Old     (jarrod)      Join Date: May 2003       04-27-2004, 10:36 AM Reply   
Eric, I totally agree. I was into lifting weights heavily for many years. After doing chest, back, arms, legs, blah blah blah, I had no strength left to ride on the weekend. I had to cut way back and schedule certain muscle groups early in the week so I had some left to ride.
Old    cire2222            04-27-2004, 10:46 AM Reply   
i have been working out on a regular basis ,i think it helps. Any works outs or activities to improve balance? and do you guys think riding in the choppy water can help you or just make you angry and wore out?
Old     (cinder1995)      Join Date: Aug 2002       04-27-2004, 11:07 AM Reply   
I'm with you Jarrod. I found myself juggling my schedule so I wasn't as sore when I rode. The problem is whether or not your sore, you're still prone to tear all those little "helper" muscles and tendons when riding. Oh,well. As they say "you play, you pay".

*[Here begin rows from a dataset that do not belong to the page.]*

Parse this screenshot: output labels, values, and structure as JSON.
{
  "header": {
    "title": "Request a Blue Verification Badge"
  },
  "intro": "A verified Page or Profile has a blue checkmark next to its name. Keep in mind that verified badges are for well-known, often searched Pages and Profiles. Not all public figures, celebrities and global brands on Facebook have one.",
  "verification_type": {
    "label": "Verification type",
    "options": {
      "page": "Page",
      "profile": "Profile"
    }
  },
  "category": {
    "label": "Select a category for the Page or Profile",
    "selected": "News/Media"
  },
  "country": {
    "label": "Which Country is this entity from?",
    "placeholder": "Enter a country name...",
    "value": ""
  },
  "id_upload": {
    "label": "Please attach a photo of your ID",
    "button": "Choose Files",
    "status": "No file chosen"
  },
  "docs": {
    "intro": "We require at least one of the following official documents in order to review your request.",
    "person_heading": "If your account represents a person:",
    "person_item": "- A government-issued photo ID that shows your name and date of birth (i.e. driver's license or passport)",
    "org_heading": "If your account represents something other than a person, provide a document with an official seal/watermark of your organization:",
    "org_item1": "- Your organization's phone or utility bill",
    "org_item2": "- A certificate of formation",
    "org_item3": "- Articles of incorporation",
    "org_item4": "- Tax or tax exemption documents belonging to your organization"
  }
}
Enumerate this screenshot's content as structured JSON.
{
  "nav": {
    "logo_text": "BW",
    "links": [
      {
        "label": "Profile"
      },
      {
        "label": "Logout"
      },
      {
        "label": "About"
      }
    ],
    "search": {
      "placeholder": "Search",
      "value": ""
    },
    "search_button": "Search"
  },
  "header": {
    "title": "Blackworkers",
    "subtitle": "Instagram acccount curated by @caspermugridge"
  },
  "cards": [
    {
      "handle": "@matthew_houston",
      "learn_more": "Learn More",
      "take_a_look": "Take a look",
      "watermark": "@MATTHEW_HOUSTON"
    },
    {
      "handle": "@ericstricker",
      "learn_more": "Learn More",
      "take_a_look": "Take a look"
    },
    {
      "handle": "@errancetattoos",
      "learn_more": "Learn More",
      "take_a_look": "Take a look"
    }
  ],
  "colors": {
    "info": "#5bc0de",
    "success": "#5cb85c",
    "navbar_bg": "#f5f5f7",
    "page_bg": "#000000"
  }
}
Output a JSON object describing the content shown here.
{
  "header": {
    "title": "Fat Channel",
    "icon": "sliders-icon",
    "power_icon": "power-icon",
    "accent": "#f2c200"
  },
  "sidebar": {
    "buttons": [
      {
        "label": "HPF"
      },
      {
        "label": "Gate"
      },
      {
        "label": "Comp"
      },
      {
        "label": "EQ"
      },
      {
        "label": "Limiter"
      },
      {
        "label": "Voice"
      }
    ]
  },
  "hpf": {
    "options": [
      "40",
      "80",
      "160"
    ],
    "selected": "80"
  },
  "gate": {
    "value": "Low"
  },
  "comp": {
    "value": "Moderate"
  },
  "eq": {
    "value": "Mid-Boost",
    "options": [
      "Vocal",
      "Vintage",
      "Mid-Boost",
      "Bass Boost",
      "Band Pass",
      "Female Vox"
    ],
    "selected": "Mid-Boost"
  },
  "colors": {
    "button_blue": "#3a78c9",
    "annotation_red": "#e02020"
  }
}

Old    indywakechica            04-27-2004, 11:12 AM Reply   
I do yoga quite a bit which has helped my balance a ton. I've only been out once this year on a new board so have yet to see if it helps. I was thinking since I'm way more flexible that would help me more but only to help prevent injuries.
Old    rypayne            04-27-2004, 7:45 PM Reply   
i was thinking yoga when i was at the top of the discussion. i did it yesterday and its great for balance. so yeah, yoga is great
Old    wakejunkeygirl            04-28-2004, 6:18 AM Reply   
I started doing yoga years ago and then my husband started doing it with me and realized just how much it helped him with flexibility and balance for wakeboarding!

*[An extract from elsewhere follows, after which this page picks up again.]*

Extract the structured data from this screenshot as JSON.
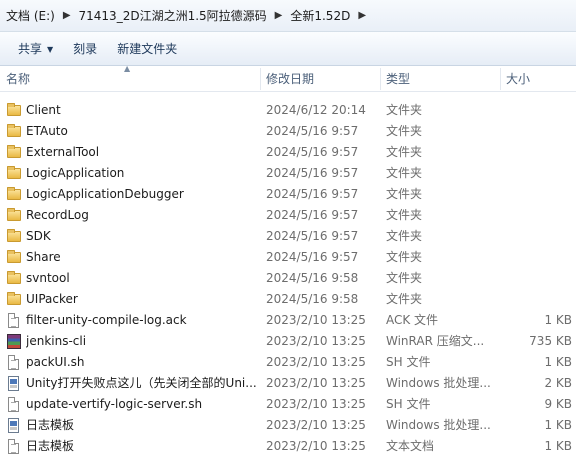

pilates (all core strength isolated movements) cardio, strength train and of course pivit board (balance) and longboard skateboarding (carving skills)
Old     (boarditup)      Join Date: Jan 2004       04-28-2004, 8:16 AM Reply   
During the season I perform only one set of each exercise with a moderate weight (about 30% of max) to failure. Coupled with stretching, it keep you fit without the fatigue and exhaustion of multiple sets. Using this technique, I have avoided injuries for 20 years.